On a l'impression que la folie guette différents personnages, que l'ombre d'un violeur et tueur d'enfants plane, que chacun a son secret profondément enfoui.
Que la nuit s'empare doucement du récit pour le rendre de plus en plus ténébreux.
Eric Maneval confirme ici le talent de conteur que je lui avais découvert avec son roman Inflammation, un style simple et pourtant inimitable, une écriture minimaliste au sens noble du terme.
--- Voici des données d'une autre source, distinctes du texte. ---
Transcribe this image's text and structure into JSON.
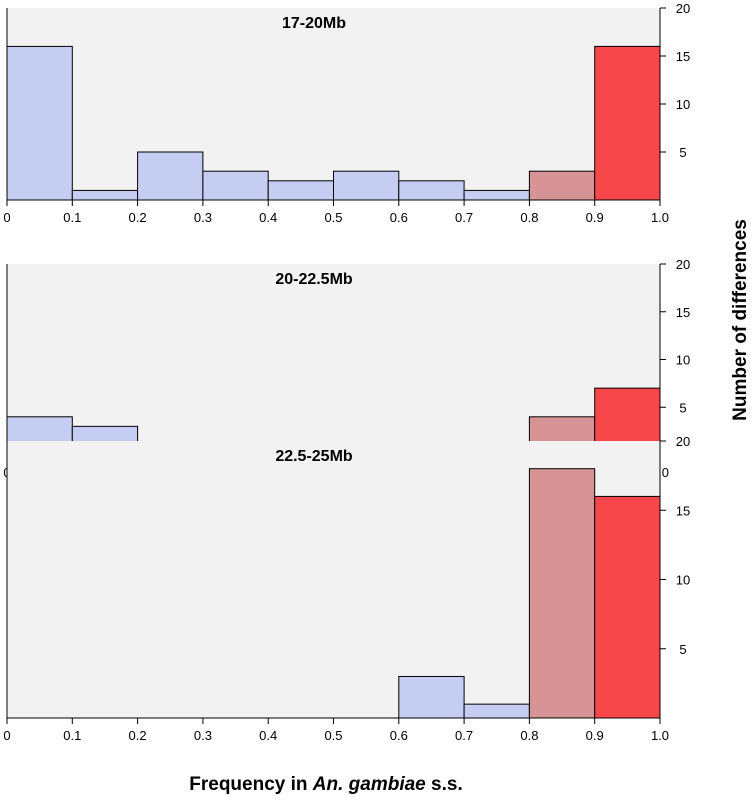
{
  "chart_data": {
    "type": "bar",
    "xlabel_parts": [
      {
        "text": "Frequency in ",
        "italic": false
      },
      {
        "text": "An. gambiae",
        "italic": true
      },
      {
        "text": " s.s.",
        "italic": false
      }
    ],
    "ylabel": "Number of differences",
    "x_ticks": [
      "0",
      "0.1",
      "0.2",
      "0.3",
      "0.4",
      "0.5",
      "0.6",
      "0.7",
      "0.8",
      "0.9",
      "1.0"
    ],
    "y_ticks": [
      5,
      10,
      15,
      20
    ],
    "y_tick_labels": [
      "5",
      "10",
      "15",
      "20"
    ],
    "xlim": [
      0,
      1
    ],
    "ylim": [
      0,
      20
    ],
    "bin_edges": [
      0,
      0.1,
      0.2,
      0.3,
      0.4,
      0.5,
      0.6,
      0.7,
      0.8,
      0.9,
      1.0
    ],
    "colors": {
      "low": "#c5cdf2",
      "mid": "#d69496",
      "high": "#f7474b",
      "panel_bg": "#f2f2f2",
      "stroke": "#000000"
    },
    "bin_color_keys": [
      "low",
      "low",
      "low",
      "low",
      "low",
      "low",
      "low",
      "low",
      "mid",
      "high"
    ],
    "panels": [
      {
        "title": "17-20Mb",
        "values": [
          16,
          1,
          5,
          3,
          2,
          3,
          2,
          1,
          3,
          16
        ]
      },
      {
        "title": "20-22.5Mb",
        "values": [
          4,
          3,
          1,
          0,
          0,
          1,
          0,
          1,
          4,
          7
        ]
      },
      {
        "title": "22.5-25Mb",
        "values": [
          0,
          0,
          0,
          0,
          0,
          0,
          3,
          1,
          18,
          16
        ]
      }
    ]
  }
}
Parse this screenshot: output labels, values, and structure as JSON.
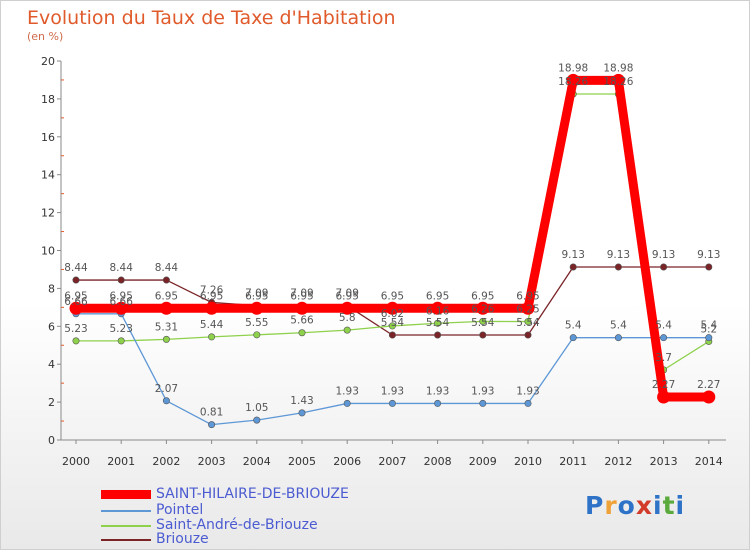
{
  "title": "Evolution du Taux de Taxe d'Habitation",
  "unit": "(en %)",
  "logo": {
    "text": "Proxiti",
    "colors": [
      "#2e73c7",
      "#f0a23a",
      "#2e73c7",
      "#d23a2a",
      "#2e73c7",
      "#5aaa3c",
      "#2e73c7"
    ]
  },
  "chart_data": {
    "type": "line",
    "categories": [
      "2000",
      "2001",
      "2002",
      "2003",
      "2004",
      "2005",
      "2006",
      "2007",
      "2008",
      "2009",
      "2010",
      "2011",
      "2012",
      "2013",
      "2014"
    ],
    "ylim": [
      0,
      20
    ],
    "yticks": [
      0,
      2,
      4,
      6,
      8,
      10,
      12,
      14,
      16,
      18,
      20
    ],
    "grid": false,
    "legend_position": "bottom-left",
    "series": [
      {
        "name": "SAINT-HILAIRE-DE-BRIOUZE",
        "color": "#ff0000",
        "values": [
          6.95,
          6.95,
          6.95,
          6.95,
          6.95,
          6.95,
          6.95,
          6.95,
          6.95,
          6.95,
          6.95,
          18.98,
          18.98,
          2.27,
          2.27
        ],
        "labels": [
          "6.95",
          "6.95",
          "6.95",
          "6.95",
          "6.95",
          "6.95",
          "6.95",
          "6.95",
          "6.95",
          "6.95",
          "6.95",
          "18.98",
          "18.98",
          "2.27",
          "2.27"
        ]
      },
      {
        "name": "Pointel",
        "color": "#5d97d6",
        "values": [
          6.66,
          6.66,
          2.07,
          0.81,
          1.05,
          1.43,
          1.93,
          1.93,
          1.93,
          1.93,
          1.93,
          5.4,
          5.4,
          5.4,
          5.4
        ],
        "labels": [
          "6.66",
          "6.66",
          "2.07",
          "0.81",
          "1.05",
          "1.43",
          "1.93",
          "1.93",
          "1.93",
          "1.93",
          "1.93",
          "5.4",
          "5.4",
          "5.4",
          "5.4"
        ]
      },
      {
        "name": "Saint-André-de-Briouze",
        "color": "#8ed14b",
        "values": [
          5.23,
          5.23,
          5.31,
          5.44,
          5.55,
          5.66,
          5.8,
          6.02,
          6.16,
          6.26,
          6.25,
          18.26,
          18.26,
          3.7,
          5.2
        ],
        "labels": [
          "5.23",
          "5.23",
          "5.31",
          "5.44",
          "5.55",
          "5.66",
          "5.8",
          "6.02",
          "6.16",
          "6.26",
          "6.25",
          "18.26",
          "18.26",
          "3.7",
          "5.2"
        ]
      },
      {
        "name": "Briouze",
        "color": "#7a2428",
        "values": [
          8.44,
          8.44,
          8.44,
          7.26,
          7.09,
          7.09,
          7.09,
          5.54,
          5.54,
          5.54,
          5.54,
          9.13,
          9.13,
          9.13,
          9.13
        ],
        "labels": [
          "8.44",
          "8.44",
          "8.44",
          "7.26",
          "7.09",
          "7.09",
          "7.09",
          "5.54",
          "5.54",
          "5.54",
          "5.54",
          "9.13",
          "9.13",
          "9.13",
          "9.13"
        ]
      }
    ]
  }
}
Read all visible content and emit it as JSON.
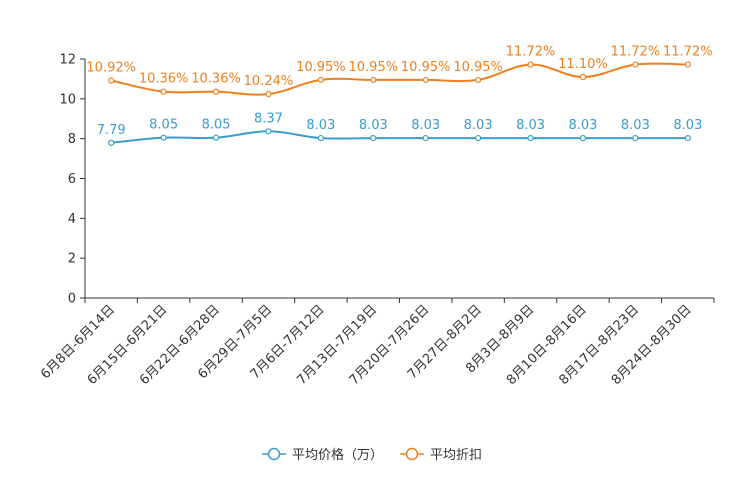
{
  "chart_data": {
    "type": "line",
    "categories": [
      "6月8日-6月14日",
      "6月15日-6月21日",
      "6月22日-6月28日",
      "6月29日-7月5日",
      "7月6日-7月12日",
      "7月13日-7月19日",
      "7月20日-7月26日",
      "7月27日-8月2日",
      "8月3日-8月9日",
      "8月10日-8月16日",
      "8月17日-8月23日",
      "8月24日-8月30日"
    ],
    "ylim": [
      0,
      12
    ],
    "yticks": [
      0,
      2,
      4,
      6,
      8,
      10,
      12
    ],
    "series": [
      {
        "name": "平均价格（万）",
        "color": "#3a9ccc",
        "values": [
          7.79,
          8.05,
          8.05,
          8.37,
          8.03,
          8.03,
          8.03,
          8.03,
          8.03,
          8.03,
          8.03,
          8.03
        ],
        "labels": [
          "7.79",
          "8.05",
          "8.05",
          "8.37",
          "8.03",
          "8.03",
          "8.03",
          "8.03",
          "8.03",
          "8.03",
          "8.03",
          "8.03"
        ]
      },
      {
        "name": "平均折扣",
        "color": "#f07f1e",
        "values": [
          10.92,
          10.36,
          10.36,
          10.24,
          10.95,
          10.95,
          10.95,
          10.95,
          11.72,
          11.1,
          11.72,
          11.72
        ],
        "labels": [
          "10.92%",
          "10.36%",
          "10.36%",
          "10.24%",
          "10.95%",
          "10.95%",
          "10.95%",
          "10.95%",
          "11.72%",
          "11.10%",
          "11.72%",
          "11.72%"
        ]
      }
    ],
    "legend_position": "bottom-center"
  }
}
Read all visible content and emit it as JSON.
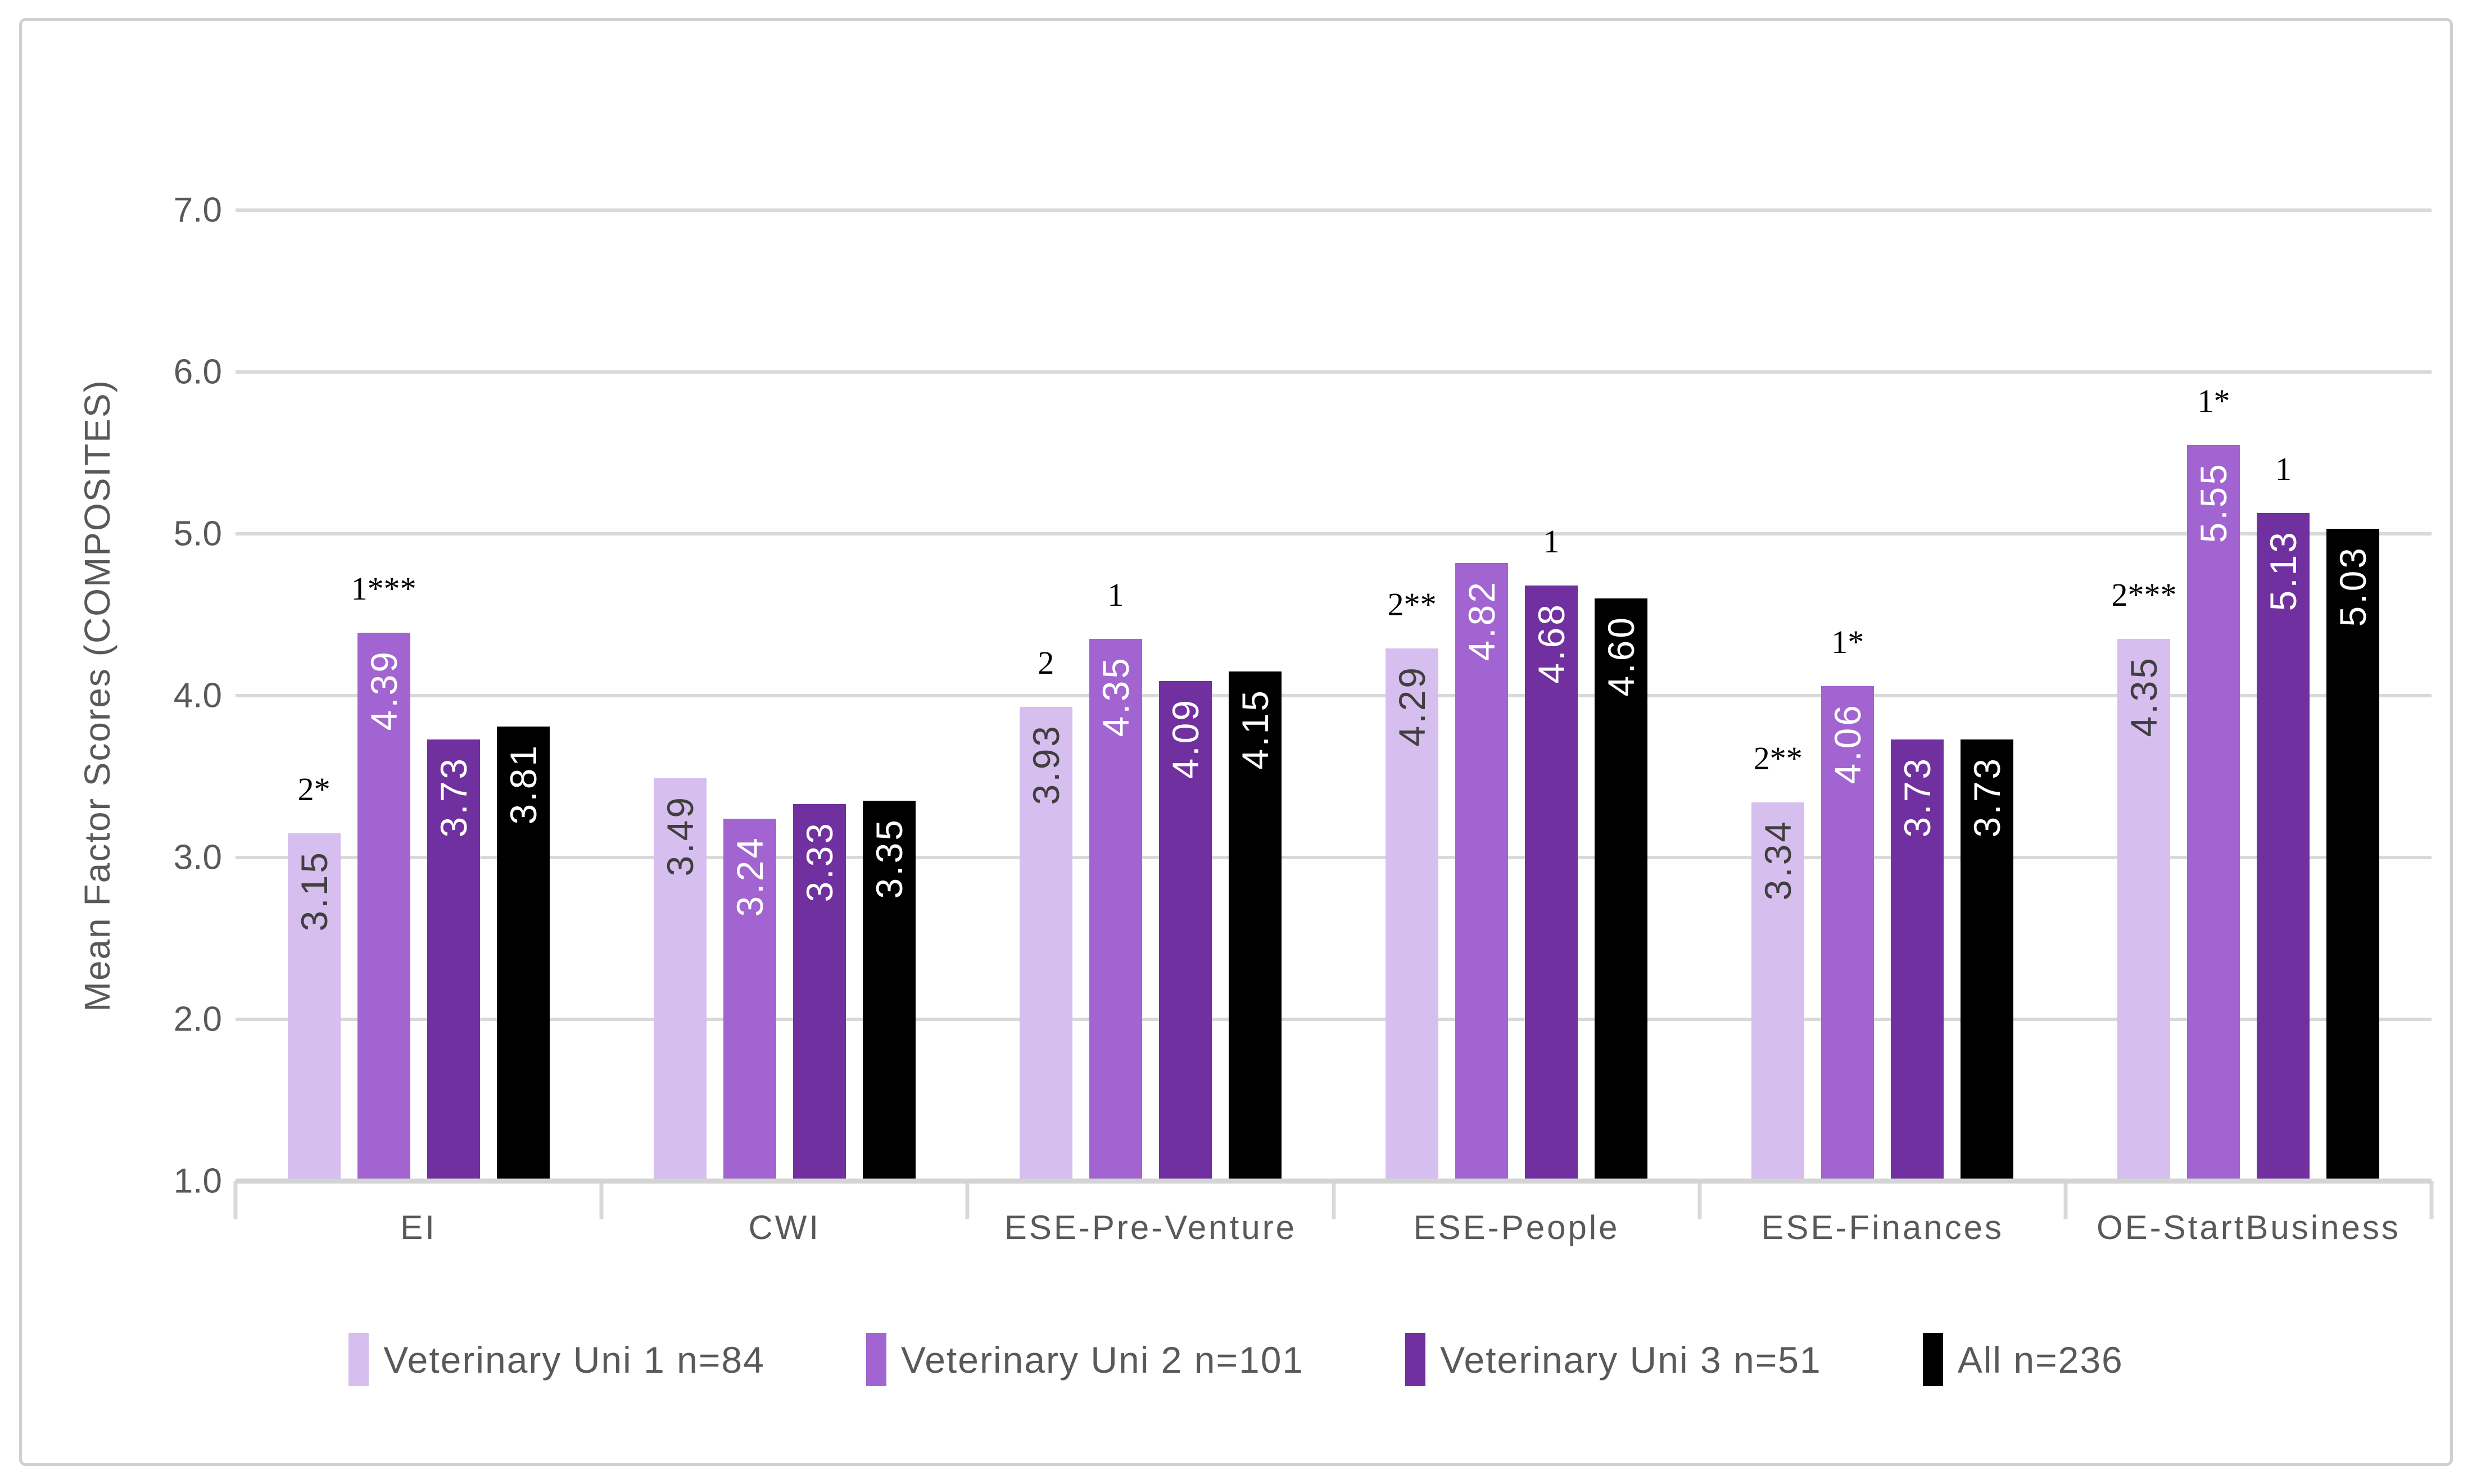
{
  "chart_data": {
    "type": "bar",
    "title": "",
    "ylabel": "Mean Factor Scores (COMPOSITES)",
    "xlabel": "",
    "ylim": [
      1.0,
      7.0
    ],
    "yticks": [
      "7.0",
      "6.0",
      "5.0",
      "4.0",
      "3.0",
      "2.0",
      "1.0"
    ],
    "grid": true,
    "legend_position": "bottom",
    "categories": [
      "EI",
      "CWI",
      "ESE-Pre-Venture",
      "ESE-People",
      "ESE-Finances",
      "OE-StartBusiness"
    ],
    "series": [
      {
        "name": "Veterinary Uni 1 n=84",
        "color": "#D6BEEE",
        "label_color": "#3F3F3F",
        "values": [
          3.15,
          3.49,
          3.93,
          4.29,
          3.34,
          4.35
        ]
      },
      {
        "name": "Veterinary Uni 2 n=101",
        "color": "#A264D0",
        "label_color": "#FFFFFF",
        "values": [
          4.39,
          3.24,
          4.35,
          4.82,
          4.06,
          5.55
        ]
      },
      {
        "name": "Veterinary Uni 3 n=51",
        "color": "#7030A0",
        "label_color": "#FFFFFF",
        "values": [
          3.73,
          3.33,
          4.09,
          4.68,
          3.73,
          5.13
        ]
      },
      {
        "name": "All n=236",
        "color": "#000000",
        "label_color": "#FFFFFF",
        "values": [
          3.81,
          3.35,
          4.15,
          4.6,
          3.73,
          5.03
        ]
      }
    ],
    "annotations": [
      {
        "category": 0,
        "series": 0,
        "text": "2*"
      },
      {
        "category": 0,
        "series": 1,
        "text": "1***"
      },
      {
        "category": 2,
        "series": 0,
        "text": "2"
      },
      {
        "category": 2,
        "series": 1,
        "text": "1"
      },
      {
        "category": 3,
        "series": 0,
        "text": "2**"
      },
      {
        "category": 3,
        "series": 2,
        "text": "1"
      },
      {
        "category": 4,
        "series": 0,
        "text": "2**"
      },
      {
        "category": 4,
        "series": 1,
        "text": "1*"
      },
      {
        "category": 5,
        "series": 0,
        "text": "2***"
      },
      {
        "category": 5,
        "series": 1,
        "text": "1*"
      },
      {
        "category": 5,
        "series": 2,
        "text": "1"
      }
    ],
    "colors": {
      "gridline": "#D9D9D9",
      "axis_line": "#D4D4D4",
      "axis_text": "#595959",
      "frame_border": "#D0D0D0",
      "annotation_text": "#000000"
    }
  }
}
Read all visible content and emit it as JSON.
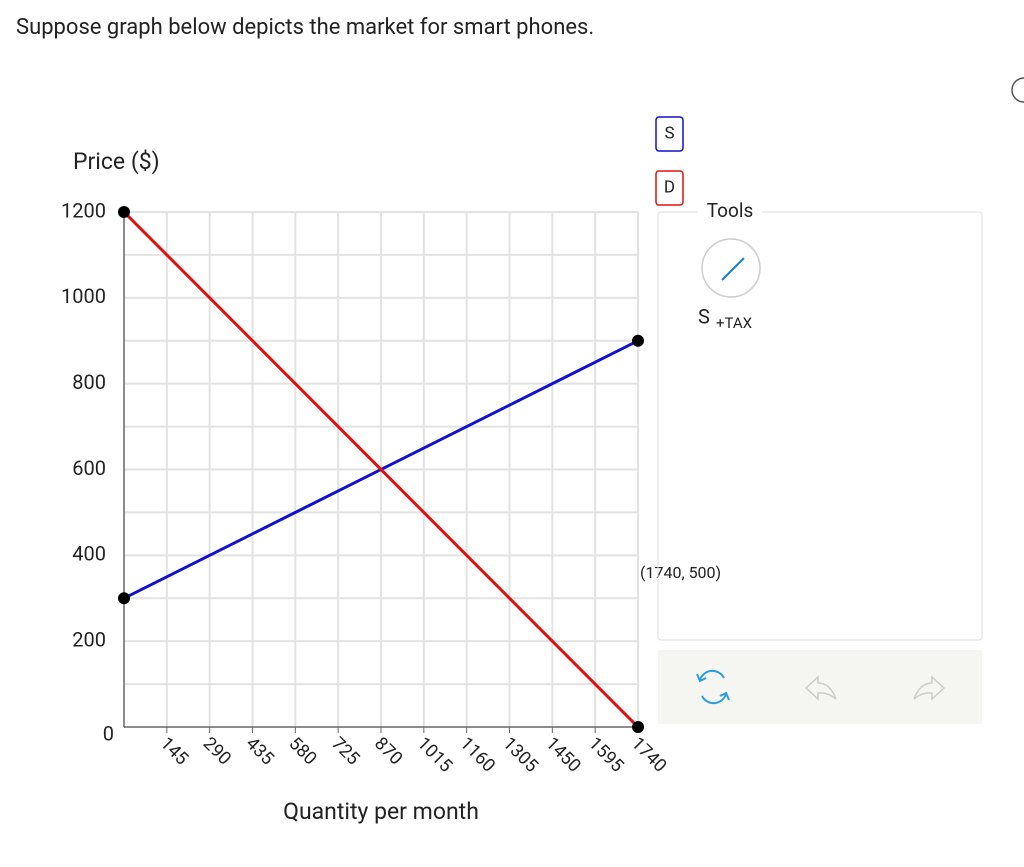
{
  "question": "Suppose graph below depicts the market for smart phones.",
  "chart_data": {
    "type": "line",
    "ylabel": "Price ($)",
    "xlabel": "Quantity per month",
    "x": [
      0,
      1740
    ],
    "series": [
      {
        "name": "S",
        "color": "#1010d0",
        "values": [
          300,
          900
        ]
      },
      {
        "name": "D",
        "color": "#e01010",
        "values": [
          1200,
          0
        ]
      }
    ],
    "xlim": [
      0,
      1740
    ],
    "ylim": [
      0,
      1200
    ],
    "xticks": [
      145,
      290,
      435,
      580,
      725,
      870,
      1015,
      1160,
      1305,
      1450,
      1595,
      1740
    ],
    "yticks": [
      0,
      200,
      400,
      600,
      800,
      1000,
      1200
    ],
    "ygridlines": [
      100,
      200,
      300,
      400,
      500,
      600,
      700,
      800,
      900,
      1000,
      1100,
      1200
    ],
    "grid": true,
    "annotation": "(1740, 500)"
  },
  "tools": {
    "title": "Tools",
    "tool_label": "S",
    "tool_subscript": "+TAX"
  }
}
Alors qu'est-ce qui n'a pas fonctionné ?
Les dernières pages.
Je savais que la fin serait ouverte mais là j'ai davantage eu l'impression d'être abandonné en plein roman avec une petite voix qui me dit :
- Ben maintenant, tu te démerdes avec ça.
Certains aspects de l'histoire trouvent bien une conclusion, qui plus est originale, mais pour la grande majorité des intrigues, même en faisant fonctionner mon imagination, je n'ai aucune certitude ou même aucune idée de ce qu'il faut en conclure.
Ai-je été trop inattentif à certains détails ? Est-ce que je n'ai pas l'intellect nécessaire pour rassembler les pièces du puzzle ? Est-ce que je n'ai pas compris dans quelle mesure Eric Maneval tenait à laisser son lecteur dans le doute ?
Quelle que soit l'explication, j'ai terminé le livre avec un goût amer d'inachevé, et je ne suis pourtant pas un lecteur réticent aux fins ouvertes.

Considéré par de nombreux lecteurs de romans noirs comme un chef d'oeuvre du genre, mon incontestable plaisir de lecture a donc été divisé par deux lors d'une conclusion beaucoup trop floue et abrupte.

En guise de cicatrice, c'est celle de la déception qu'aura gravée ce roman dans mon esprit peut-être trop cartésien.